We want to merge an apple and orange to create an 'oraple'. We need a mask to define the place we want to blend the images together, such as the vertical middle line. Then, we want to build up our blended image by considering different frequency bands separately. For high frequency bands, we apply a sharp mask to the sub-band image, and for low frequency bands, we apply a blurry mask to the sub-band image.

Intuitively, this makes sense because it is natural to blend two images by their low frequency structure rather than high frequency details. That is, it would be better to blend the fruits by their smooth surfaces (low frequency) rather than their unique textures (high frequency).
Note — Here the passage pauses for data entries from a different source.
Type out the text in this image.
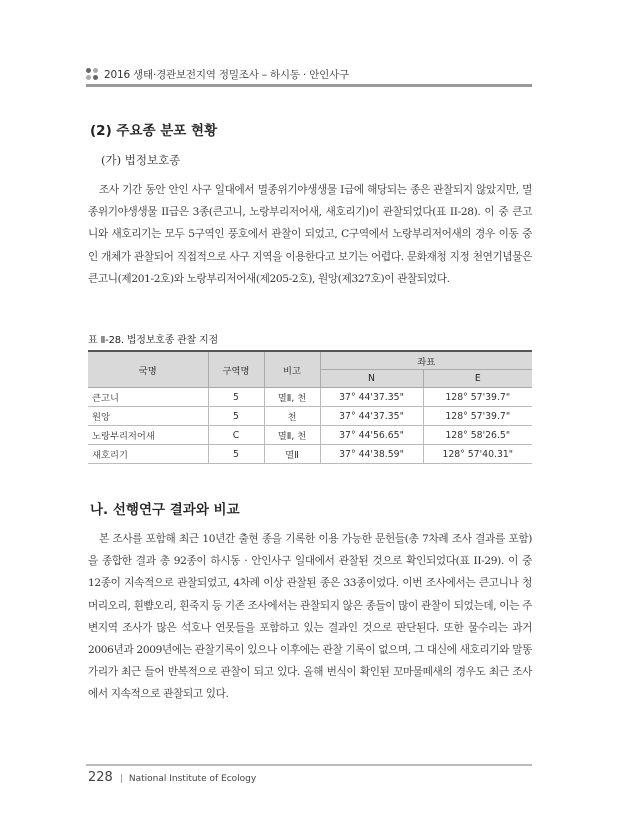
2016 생태·경관보전지역 정밀조사 – 하시동 · 안인사구
(2) 주요종 분포 현황
(가) 법정보호종

조사 기간 동안 안인 사구 일대에서 멸종위기야생생물 I급에 해당되는 종은 관찰되지 않았지만, 멸종위기야생생물 II급은 3종(큰고니, 노랑부리저어새, 새호리기)이 관찰되었다(표 II-28). 이 중 큰고니와 새호리기는 모두 5구역인 풍호에서 관찰이 되었고, C구역에서 노랑부리저어새의 경우 이동 중인 개체가 관찰되어 직접적으로 사구 지역을 이용한다고 보기는 어렵다. 문화재청 지정 천연기념물은 큰고니(제201-2호)와 노랑부리저어새(제205-2호), 원앙(제327호)이 관찰되었다.

표 Ⅱ-28. 법정보호종 관찰 지점
국명	구역명	비고	좌표	
			N	E
큰고니	5	멸Ⅱ, 천	37° 44'37.35"	128° 57'39.7"
원앙	5	천	37° 44'37.35"	128° 57'39.7"
노랑부리저어새	C	멸Ⅱ, 천	37° 44'56.65"	128° 58'26.5"
새호리기	5	멸Ⅱ	37° 44'38.59"	128° 57'40.31"
나. 선행연구 결과와 비교

본 조사를 포함해 최근 10년간 출현 종을 기록한 이용 가능한 문헌들(총 7차례 조사 결과를 포함)을 종합한 결과 총 92종이 하시동 · 안인사구 일대에서 관찰된 것으로 확인되었다(표 II-29). 이 중 12종이 지속적으로 관찰되었고, 4차례 이상 관찰된 종은 33종이었다. 이번 조사에서는 큰고니나 청머리오리, 흰뺨오리, 흰죽지 등 기존 조사에서는 관찰되지 않은 종들이 많이 관찰이 되었는데, 이는 주변지역 조사가 많은 석호나 연못들을 포함하고 있는 결과인 것으로 판단된다. 또한 물수리는 과거 2006년과 2009년에는 관찰기록이 있으나 이후에는 관찰 기록이 없으며, 그 대신에 새호리기와 말똥가리가 최근 들어 반복적으로 관찰이 되고 있다. 올해 번식이 확인된 꼬마물떼새의 경우도 최근 조사에서 지속적으로 관찰되고 있다.

228 | National Institute of Ecology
The multiresolution blending algorithm is as follows:

  1. Inputs: image1, image2, mask1, mask2, n
  2. Create a Gaussian stack with n layers for mask1, mask2 (say gstack1, gstack2)
  3. Create a Laplacian stack with n layers for image1, image2 (say lstack1, lstack2)
  4. For i from 1 to n, created a blended image = gstack1[i] * lstack1[i] + gstack2[i] * lstack2[i]
  5. Return the summation of the n the blended images

From left to right, we have the following at each level: The left mask, the left frequencies * the left mask, the blended image, the right frequencies * the right mask, the right mask. The top level shows the highest frequencies while the bottom level shows the lowest frequencies. Below is the final image.

Oraple

Oraple

Orangiwi

Orangiwi

Irregular Masks

Now we're going to try the same process but with an irregular mask (one that isn't horizontal/vertical).

Epic Jumpshot

Epic Jumpshot

Conclusion

This project was a ton of fun! The most important thing I learned is that interpreting an image as a bunch of low and high frequency components can be helpful in building intuition on how image processing techniques actually work.